W ramach eksperymentu Human Gut Microbiota, którego celem jest zbadanie zmian drobnoustrojów jelitowych, czyli tzw. mikrobiomu jelitowego podczas misji kosmicznej, próbki od astronautów zostały pobrane przed lotem, trzykrotnie na ISS (na początku pobytu, w trakcie misji i pod jej koniec), a także po powrocie na Ziemię. – Kolejne, ostatnie pobranie zaplanowano za około trzy miesiące – mówi kierująca programem prof. dr hab. Elżbieta Trafny.
REKLAMA
Jak dodaje, próbki pobrane na Międzynarodowej Stacji Kosmicznej po odpowiednim zapakowaniu i opisaniu musiały w ciągu 20 minut zostać zamrożone do -80°C, aby zapobiec namnażaniu się w nich bakterii i zmianie składu mikrobioty. – Wymagało to od astronauty przemieszczenia się w stosunkowo krótkim czasie do modułu ISS, w którym znajduje się zamrażarka niskotemperaturowa, co było pewnym wyzwaniem, biorąc pod uwagę stan zredukowanej grawitacji – opowiada prof. Trafny.
Próbki razem z astronautami wróciły na Ziemię i zamrożone w suchym lodzie lecą do WAT-u z USA, gdzie wylądowała kapsuła Dragon. Potem trafią do laboratorium, gdzie zbadane zostaną znajdujące się w nich drobnoustroje. – Chcemy odkryć, jak stres, dieta, promieniowanie kosmiczne i warunki zredukowanej grawitacji towarzyszące misji kosmicznej wpłynęły na zmiany bakterii jelitowych – tłumaczy prof. Trafny. Jak dodaje, eksperyment może pomóc w przyszłości w planowaniu żywienia astronautów. Wyników badań można spodziewać się na początku przyszłego roku.
Kolejny projekt WAT-u – Immune Multiomics – także dotyczył wpływu niskiej grawitacji na zdrowie astronautów, a dokładniej na ich układ odpornościowy. W ramach tego eksperymentu Uznańskiego-Wiśniewskiego wsparli bardziej doświadczeni astronauci: Peggy Whitson, dowódczyni misji Ax-4, oraz astronauci NASA. Pierwsze próbki pobrano drugiego dnia na orbicie, a drugie przed opuszczeniem stacji. Krew pobrano także przed startem misji i po powrocie na Ziemię.

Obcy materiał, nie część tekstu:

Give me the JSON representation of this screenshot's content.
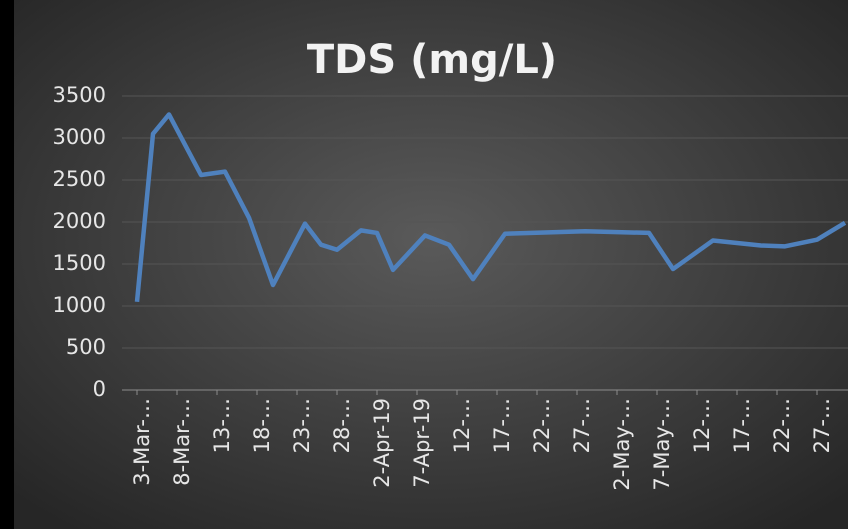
{
  "chart_data": {
    "type": "line",
    "title": "TDS (mg/L)",
    "x": [
      0,
      2,
      4,
      8,
      11,
      14,
      17,
      21,
      23,
      25,
      28,
      30,
      32,
      36,
      39,
      42,
      46,
      56,
      64,
      67,
      72,
      75,
      78,
      81,
      85,
      88.5
    ],
    "series": [
      {
        "name": "TDS (mg/L)",
        "color": "#4f81bd",
        "values": [
          1050,
          3050,
          3280,
          2560,
          2600,
          2050,
          1250,
          1980,
          1730,
          1670,
          1900,
          1870,
          1430,
          1840,
          1730,
          1320,
          1860,
          1890,
          1870,
          1440,
          1780,
          1750,
          1720,
          1710,
          1790,
          1990
        ]
      }
    ],
    "xlim": [
      0,
      89
    ],
    "xticks": [
      {
        "value": 0,
        "label": "3-Mar-…"
      },
      {
        "value": 5,
        "label": "8-Mar-…"
      },
      {
        "value": 10,
        "label": "13-…"
      },
      {
        "value": 15,
        "label": "18-…"
      },
      {
        "value": 20,
        "label": "23-…"
      },
      {
        "value": 25,
        "label": "28-…"
      },
      {
        "value": 30,
        "label": "2-Apr-19"
      },
      {
        "value": 35,
        "label": "7-Apr-19"
      },
      {
        "value": 40,
        "label": "12-…"
      },
      {
        "value": 45,
        "label": "17-…"
      },
      {
        "value": 50,
        "label": "22-…"
      },
      {
        "value": 55,
        "label": "27-…"
      },
      {
        "value": 60,
        "label": "2-May-…"
      },
      {
        "value": 65,
        "label": "7-May-…"
      },
      {
        "value": 70,
        "label": "12-…"
      },
      {
        "value": 75,
        "label": "17-…"
      },
      {
        "value": 80,
        "label": "22-…"
      },
      {
        "value": 85,
        "label": "27-…"
      }
    ],
    "ylim": [
      0,
      3500
    ],
    "yticks": [
      0,
      500,
      1000,
      1500,
      2000,
      2500,
      3000,
      3500
    ],
    "grid": true
  }
}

Jak opowiada dr n. med. Alicja Trębińska-Stryjewska, kierowniczka projektu, na pokładzie wszystko szło zgodnie z planem, natomiast nerwowym momentem dla badaczy z WAT-u było opóźnianie się startu misji. – Próbówki do pobierania krwi miały swój termin ważności i gdyby astronauci nie polecili teraz, a dopiero jesienią, trzeba by je szykować od nowa – wyjaśnia i zaznacza, iż nie był to łatwy proces.
Probówki są szklane i gdyby rozbiły się na pokładzie ISS, odłamki stworzyłyby duże zagrożenie dla astronautów i sprzętu. Dlatego przed wysłaniem ich w kosmos zespół z WAT-u musiał owinąć je szczelnie specjalną taśmą. Potem inspektor do spraw jakości z Europejskiej Agencji Kosmicznej dokładnie analizował każdą z próbówek, sprawdzając m.in., czy nie ma bąbelków powietrza pomiędzy taśmą a szkłem, ostrych krawędzi lub nierówności.
Próbki krwi zamrożone do -80°C zostały na razie na ISS, ponieważ nie zmieściły się w kapsule Dragon. – Na ziemię w pierwszej kolejności musiały wrócić niektóre inne eksperymenty, np. zawierające drożdże czy glony – tłumaczy dr Trębińska-Stryjewska. Probówki czekają więc na lot cargo, który odbędzie się prawdopodobnie w lutym przyszłego roku. – Musimy uzbroić się w cierpliwość. Na szczęście nasz eksperyment zakłada jeszcze pobranie krwi od astronautów po sześciu i 12 miesiącach od powrotu na ziemię z misji, więc i tak nie rozpoczęlibyśmy teraz naszych badań – mówi kierowniczka projektu.
Po otrzymaniu próbek naukowcy wyizolują materiał genetyczny z komórek układu odpornościowego. Następnie porównają ekspresję genów oraz metylację DNA w próbkach pobranych przed, w czasie i po misji. Chcą ustalić, jak lot kosmiczny i związane z nim warunki, w tym promieniowanie i mikrograwitacja, wpłynęły na działanie układu odpornościowego astronautów, jak zaadaptowali się oni do warunków kosmicznych i czy po powrocie na Ziemię wszystko wróciło do normy. – Na razie czekamy na próbki i ostatnie pobrania, a wyniki badań będą znane dopiero za ponad rok – podsumowuje dr Trębińska-Stryjewska.